ΕΥ. Τί μύζεις; Πάντα πεπόηται καλῶς.
There might be multiple layers of onomatopoetic derivatives here—one for the cow and another for the human moan, and even this is probably a simplification.
Zonaras, s.v. Μῦ (=Etymologicum Magnum s.v)
“Moo: a simple sound, this utterance imitates a moan. A moan is an echo of moo, a sound coming from the nose.”
“He is about to sacrifice me and he is telling me to say “baa”.”
θύειν <με> μέλλει καὶ κελεύει βῆ λέγειν.
Aelian, On Animals, 16.16
τῶν δὲ οἰῶν βληχή, “The bleating of sheep”
Hermippus, fr. 19
“Baa”
[βᾶ]
Suda, s.v. Βή (beta, 240)
Baa: This is the imitation of the sound of sheep—since Attic speakers do not say bai. Cratinus in his Dionysalexandros says “the last one walks forward saying “baa baa” like a sheep.”

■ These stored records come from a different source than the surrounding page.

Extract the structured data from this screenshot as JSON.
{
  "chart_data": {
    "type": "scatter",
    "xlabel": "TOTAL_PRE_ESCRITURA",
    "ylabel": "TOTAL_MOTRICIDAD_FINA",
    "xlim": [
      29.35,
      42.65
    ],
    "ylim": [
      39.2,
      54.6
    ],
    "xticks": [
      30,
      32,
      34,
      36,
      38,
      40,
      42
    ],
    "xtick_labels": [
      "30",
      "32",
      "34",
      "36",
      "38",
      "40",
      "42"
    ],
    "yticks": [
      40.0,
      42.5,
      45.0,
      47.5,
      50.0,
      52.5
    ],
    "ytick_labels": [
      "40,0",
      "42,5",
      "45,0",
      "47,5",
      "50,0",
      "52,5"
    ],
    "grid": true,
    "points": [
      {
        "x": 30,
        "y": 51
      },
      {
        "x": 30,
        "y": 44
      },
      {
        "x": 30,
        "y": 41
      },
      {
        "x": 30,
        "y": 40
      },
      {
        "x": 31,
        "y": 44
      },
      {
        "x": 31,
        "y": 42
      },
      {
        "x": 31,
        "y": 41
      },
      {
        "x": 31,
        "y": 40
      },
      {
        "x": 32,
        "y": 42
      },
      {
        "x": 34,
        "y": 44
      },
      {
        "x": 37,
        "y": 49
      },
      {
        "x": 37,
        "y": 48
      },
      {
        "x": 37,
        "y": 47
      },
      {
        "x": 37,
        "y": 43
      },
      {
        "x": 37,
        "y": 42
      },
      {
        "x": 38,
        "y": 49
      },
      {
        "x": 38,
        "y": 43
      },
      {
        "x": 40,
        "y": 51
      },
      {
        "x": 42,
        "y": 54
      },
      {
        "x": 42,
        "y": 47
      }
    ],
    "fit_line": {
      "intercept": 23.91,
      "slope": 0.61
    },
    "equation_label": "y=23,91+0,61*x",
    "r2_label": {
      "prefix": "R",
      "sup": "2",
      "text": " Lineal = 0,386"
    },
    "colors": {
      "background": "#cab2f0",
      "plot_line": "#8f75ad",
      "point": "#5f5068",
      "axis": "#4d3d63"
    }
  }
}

“It was [Geta’s] habit to pose questions to grammarians, for instance, how they might name the way various animals make sounds: sheep bleat, pigs grunt, doves coo, boars grunt, boars growl, lions roar, leopards sneer, elephants sound horns, frogs croak, horses whinny, donkeys bray, bulls low. He would prove each of these with ancient writers.”
Familiare illi fuit has quaestiones grammaticis proponere, ut dicerent singula animalia quomodo vocem emitterent, velut: agni balant, porcelli grunniunt, palumbes minurriunt, porci grunniunt, ursi saeviunt, leones rugiunt, leopardi rictant, elephanti barriunt, ranae coaxant, equi hinniunt, asini rudunt,1 tauri mugiunt, easque de veteribus adprobare.

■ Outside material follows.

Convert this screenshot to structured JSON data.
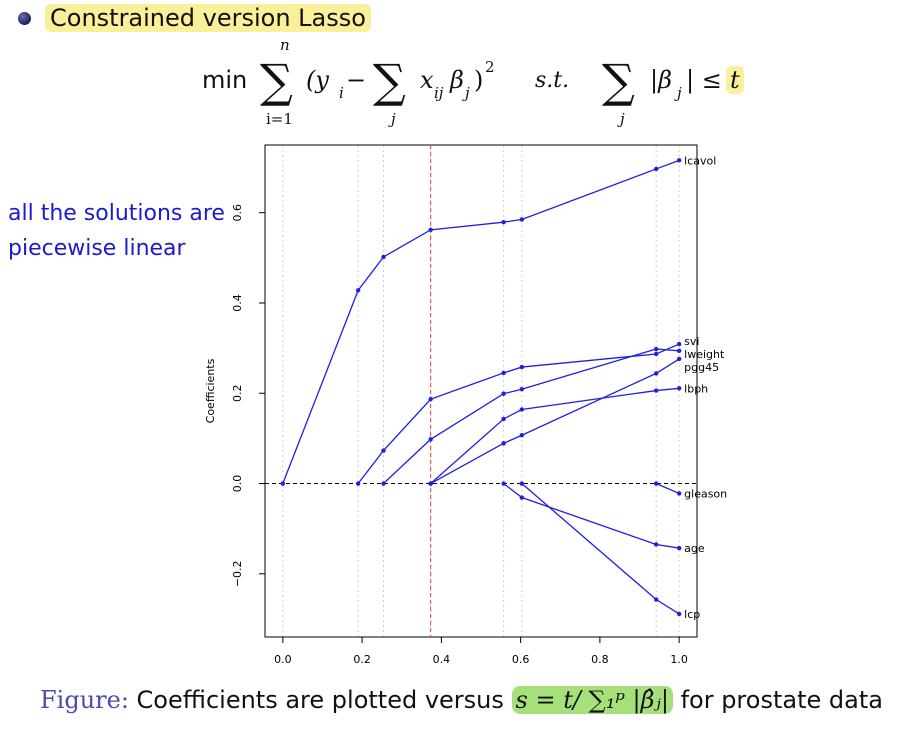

It seems likely to me that Ancient Greek pigs said γρῦ γρῦ
Hesychius
“goggrusai: to make noise like a pig”
γογγρύσαι· ὡς χοῖρος φωνῆσαι
“The noise of a pig
γρύλλη· ὑῶν φωνή
Cf. Photius gogggruzein and grulizein: “swine sounds”
“Among Attic speakers gru is used to describe something small and accidental. For they call both the dirt under a fingernail gru and the bric-a-brac of a home grutaria. The man who sells the bric-a-brac is a grutopolos.”